Chandigarh University Engineers a Pocket‑Sized, Low‑Cost Smart Pyranometer for Precision Farming

When you walk into the labs of Chandigarh University’s Department of Electronics and Communication Engineering, you’ll hear a mixture of chatter, the hum of 3‑D printers, and the occasional “Eureka!” from a group of students huddled over a breadboard. It’s here that a modest‑sized prototype—no larger than a paperback book—has taken shape: a smart pyranometer designed to monitor solar radiation without burning a hole in a farmer’s pocket.

The idea sprouted during a seminar on sustainable agriculture, where the speakers kept emphasizing that Indian farmers still lack affordable, reliable data on sunlight intensity. “Most commercial pyranometers cost thousands of rupees and need specialised installation,” explains Rohan Sharma, the project lead. “We thought, why not build something that’s cheap, easy to set up, and can talk to a farmer’s phone?”

Armed with that question, the four‑member team—Rohan, Priyanka Singh, Karan Mehta and Ananya Rao—set out to combine off‑the‑shelf components: a silicon photodiode, a low‑power microcontroller (an Arduino Nano), and a simple Wi‑Fi module. The hardware is housed in a weather‑proof enclosure made from recycled acrylic, keeping the cost under INR 2,500 (roughly $30). The device continuously records solar irradiance, converts it into digital values, and streams the data to a cloud server.

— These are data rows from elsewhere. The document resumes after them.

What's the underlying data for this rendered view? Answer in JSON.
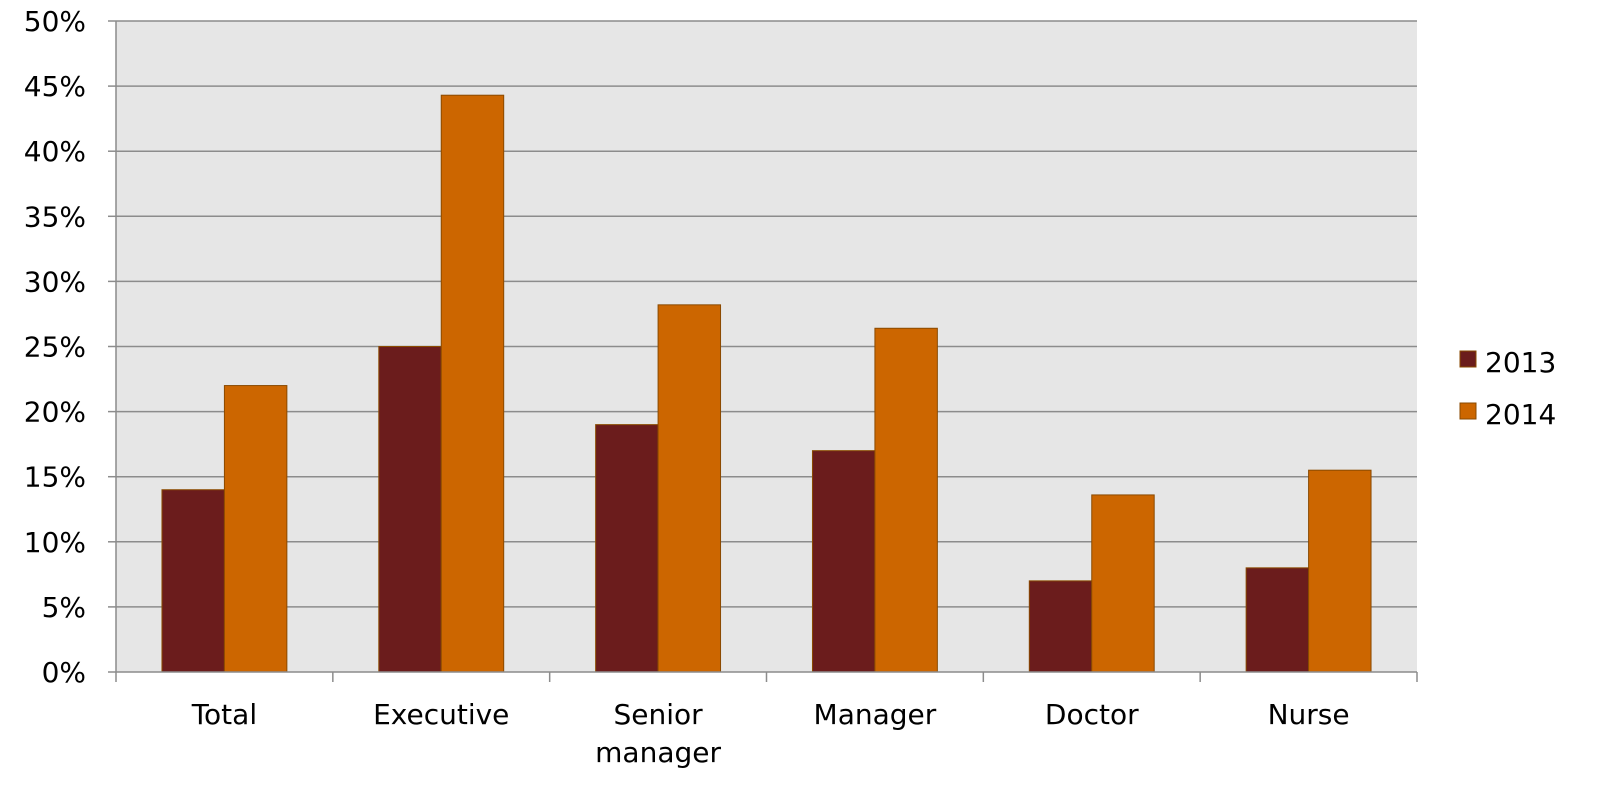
{
  "chart_data": {
    "type": "bar",
    "categories": [
      "Total",
      "Executive",
      "Senior\nmanager",
      "Manager",
      "Doctor",
      "Nurse"
    ],
    "series": [
      {
        "name": "2013",
        "values": [
          14,
          25,
          19,
          17,
          7,
          8
        ],
        "color": "#6B1C1C"
      },
      {
        "name": "2014",
        "values": [
          22,
          44.3,
          28.2,
          26.4,
          13.6,
          15.5
        ],
        "color": "#CC6600"
      }
    ],
    "ylim": [
      0,
      50
    ],
    "y_ticks": [
      0,
      5,
      10,
      15,
      20,
      25,
      30,
      35,
      40,
      45,
      50
    ],
    "y_tick_format": "%",
    "grid": true,
    "legend_position": "right",
    "plot_background": "#E6E6E6",
    "gridline_color": "#8C8C8C",
    "bar_border_color": "#8A4A00"
  }
}
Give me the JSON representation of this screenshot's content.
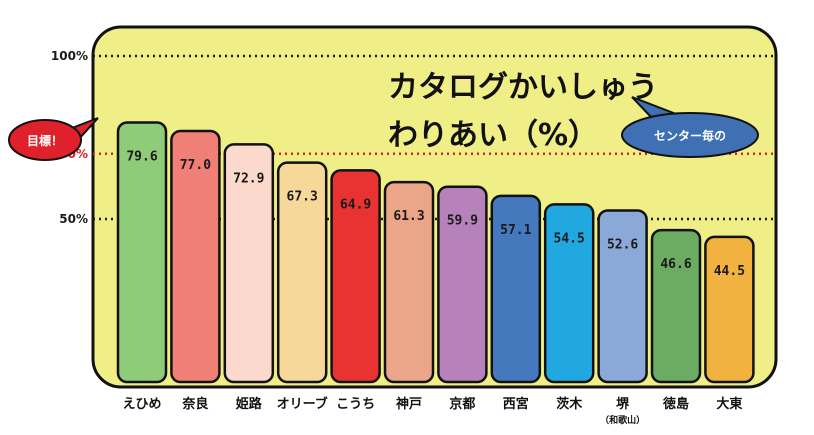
{
  "chart_data": {
    "type": "bar",
    "title_line1": "カタログかいしゅう",
    "title_line2": "わりあい（%）",
    "categories": [
      "えひめ",
      "奈良",
      "姫路",
      "オリーブ",
      "こうち",
      "神戸",
      "京都",
      "西宮",
      "茨木",
      "堺",
      "徳島",
      "大東"
    ],
    "category_sublabels": [
      "",
      "",
      "",
      "",
      "",
      "",
      "",
      "",
      "",
      "（和歌山）",
      "",
      ""
    ],
    "values": [
      79.6,
      77.0,
      72.9,
      67.3,
      64.9,
      61.3,
      59.9,
      57.1,
      54.5,
      52.6,
      46.6,
      44.5
    ],
    "value_labels": [
      "79.6",
      "77.0",
      "72.9",
      "67.3",
      "64.9",
      "61.3",
      "59.9",
      "57.1",
      "54.5",
      "52.6",
      "46.6",
      "44.5"
    ],
    "bar_colors": [
      "#8fcc7a",
      "#f07f78",
      "#fbd9cc",
      "#f6d99a",
      "#e93232",
      "#eba588",
      "#b682b9",
      "#4479bd",
      "#22a8e0",
      "#8ba9d8",
      "#6bab62",
      "#f1b23f"
    ],
    "ylim": [
      0,
      100
    ],
    "gridlines": [
      {
        "value": 100,
        "label": "100%",
        "color": "#1a1a1a"
      },
      {
        "value": 70,
        "label": "70%",
        "color": "#e0202a"
      },
      {
        "value": 50,
        "label": "50%",
        "color": "#1a1a1a"
      }
    ],
    "target_callout": "目標！",
    "note_bubble": "センター毎の",
    "panel_color": "#f0ee86",
    "target_color": "#e0202a",
    "bubble_color": "#3e70b3"
  }
}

What makes the sensor “smart” isn’t just its connectivity; it’s the tiny algorithm the students wrote to filter out noise, calibrate against a reference instrument, and generate actionable insights. Through a companion mobile app—currently in beta—farmers can see real‑time graphs, receive alerts when sunlight drops below optimal thresholds, and even get recommendations on irrigation timing. In field trials on a nearby dairy farm, the prototype helped the farmer adjust shading nets, resulting in a 12% increase in milk yield over a month, according to preliminary observations.

The project received mentorship from Prof. Amit Kumar, who stressed the importance of validation. “We ran the pyranometer alongside a certified sensor for two weeks,” he notes. “The correlation was above 95%, which is impressive given the price gap.” The team also secured a modest grant from the university’s Innovation and Incubation Cell, covering the cost of 3‑D printing the housing and setting up the cloud infrastructure.

Looking ahead, the students plan to refine the design, possibly integrating a solar panel for self‑charging, and to scale production through a partnership with a local agri‑tech startup. Their ultimate goal? To democratise access to solar data so that even smallholder farmers can adopt precision farming practices without breaking the bank.

In a country where agriculture employs over 50% of the workforce, such low‑cost, technology‑driven solutions could be a game‑changer. As Rohan puts it, “If a farmer can see how much sun his crops are getting on his phone, that’s a step toward smarter, more resilient farming.”